Have you ever dreamed of publishing your very own cook book? Do you believe you have a niche that no one else has? Or perhaps you have already one or two books under your belt and would be happy to share some tips?
Niamh Shields did just that, a scientist turned food writer, she started her blog, Eat Like A Girl, in 2007 and published her first cookbook Comfort and Spice in 2011.
Niamh has kindly agreed to share her top tips if you fancy taking the plunge into publishing…
-The first thing about writing a book is to decide what the book is, and to know if you have a huge chunk of time to dedicate to it. It is no small task and it will impact your life every which way for a while. But it is worth it.
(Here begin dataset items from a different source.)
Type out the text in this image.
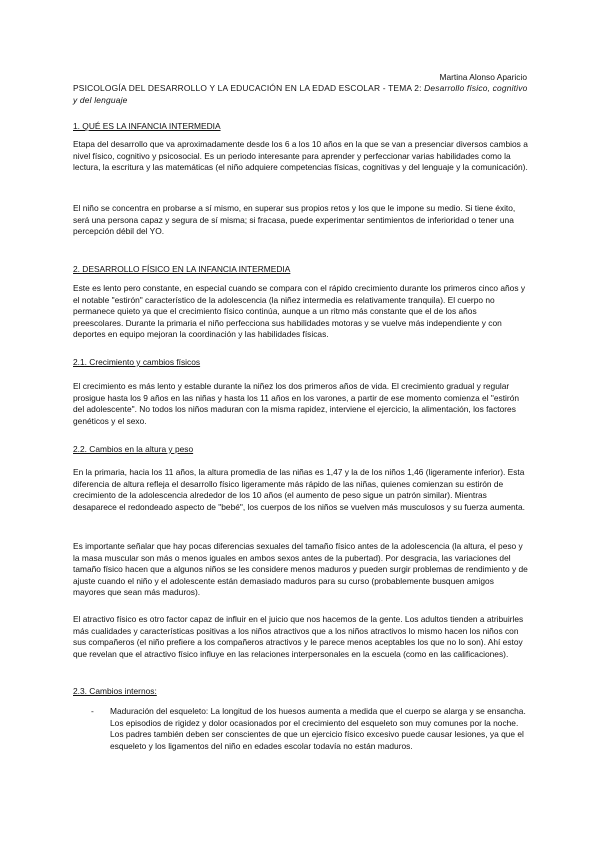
Martina Alonso Aparicio
PSICOLOGÍA DEL DESARROLLO Y LA EDUCACIÓN EN LA EDAD ESCOLAR - TEMA 2: Desarrollo físico, cognitivo y del lenguaje
1. QUÉ ES LA INFANCIA INTERMEDIA

Etapa del desarrollo que va aproximadamente desde los 6 a los 10 años en la que se van a presenciar diversos cambios a nivel físico, cognitivo y psicosocial. Es un periodo interesante para aprender y perfeccionar varias habilidades como la lectura, la escritura y las matemáticas (el niño adquiere competencias físicas, cognitivas y del lenguaje y la comunicación).

El niño se concentra en probarse a sí mismo, en superar sus propios retos y los que le impone su medio. Si tiene éxito, será una persona capaz y segura de sí misma; si fracasa, puede experimentar sentimientos de inferioridad o tener una percepción débil del YO.

2. DESARROLLO FÍSICO EN LA INFANCIA INTERMEDIA

Este es lento pero constante, en especial cuando se compara con el rápido crecimiento durante los primeros cinco años y el notable "estirón" característico de la adolescencia (la niñez intermedia es relativamente tranquila). El cuerpo no permanece quieto ya que el crecimiento físico continúa, aunque a un ritmo más constante que el de los años preescolares. Durante la primaria el niño perfecciona sus habilidades motoras y se vuelve más independiente y con deportes en equipo mejoran la coordinación y las habilidades físicas.

2.1. Crecimiento y cambios físicos

El crecimiento es más lento y estable durante la niñez los dos primeros años de vida. El crecimiento gradual y regular prosigue hasta los 9 años en las niñas y hasta los 11 años en los varones, a partir de ese momento comienza el "estirón del adolescente". No todos los niños maduran con la misma rapidez, interviene el ejercicio, la alimentación, los factores genéticos y el sexo.

2.2. Cambios en la altura y peso

En la primaria, hacia los 11 años, la altura promedia de las niñas es 1,47 y la de los niños 1,46 (ligeramente inferior). Esta diferencia de altura refleja el desarrollo físico ligeramente más rápido de las niñas, quienes comienzan su estirón de crecimiento de la adolescencia alrededor de los 10 años (el aumento de peso sigue un patrón similar). Mientras desaparece el redondeado aspecto de "bebé", los cuerpos de los niños se vuelven más musculosos y su fuerza aumenta.

Es importante señalar que hay pocas diferencias sexuales del tamaño físico antes de la adolescencia (la altura, el peso y la masa muscular son más o menos iguales en ambos sexos antes de la pubertad). Por desgracia, las variaciones del tamaño físico hacen que a algunos niños se les considere menos maduros y pueden surgir problemas de rendimiento y de ajuste cuando el niño y el adolescente están demasiado maduros para su curso (probablemente busquen amigos mayores que sean más maduros).

El atractivo físico es otro factor capaz de influir en el juicio que nos hacemos de la gente. Los adultos tienden a atribuirles más cualidades y características positivas a los niños atractivos que a los niños atractivos lo mismo hacen los niños con sus compañeros (el niño prefiere a los compañeros atractivos y le parece menos aceptables los que no lo son). Ahí estoy que revelan que el atractivo físico influye en las relaciones interpersonales en la escuela (como en las calificaciones).

2.3. Cambios internos:
- Maduración del esqueleto: La longitud de los huesos aumenta a medida que el cuerpo se alarga y se ensancha. Los episodios de rigidez y dolor ocasionados por el crecimiento del esqueleto son muy comunes por la noche. Los padres también deben ser conscientes de que un ejercicio físico excesivo puede causar lesiones, ya que el esqueleto y los ligamentos del niño en edades escolar todavía no están maduros.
Your book has to have a hook, there has to be a reason for someone to pick YOUR book off the shelf. And you need to believe in it.
-How to publish it? The traditional route or self publish? I have done both, and I am still working on the self published one.
-The traditional route is best approached with an agent and a strong proposal.
- You will have the support of an experienced team who will do all the stuff that you don’t understand yet.
- They can package your writing, shoot it, print it and sell it.
- This comes at a cost and author royalties are a small chunk of change compared to the selling price of the book. If you sell a lot, then this isn’t an issue, but the reality is for most authors, you won’t sell enough to make this anything significant. Some do break through though, so don’t be too discouraged.
- You must choose well, your publishing team will be in your life for a while and you need to know that they believe in you and will champion your work.
-Then there is self publishing.
- It is hard and all consuming and much more involved, and it starts to look more like a business. I could write a book about that process and the unexpected delays and the extra expenses but I am still sure it will be worth it.
- I know several self published authors who got into traditional publishing this way. And despite the difficulties, if you are willing to invest all of yourself in it, and finance it (even with crowdfunding I still had to pay for a lot myself), I would recommend it.
- Then you need to figure out how to make it visible. How to sell it. I am still working that bit out! All part of the fun and the process.
Thanks very much to Niamh for the information.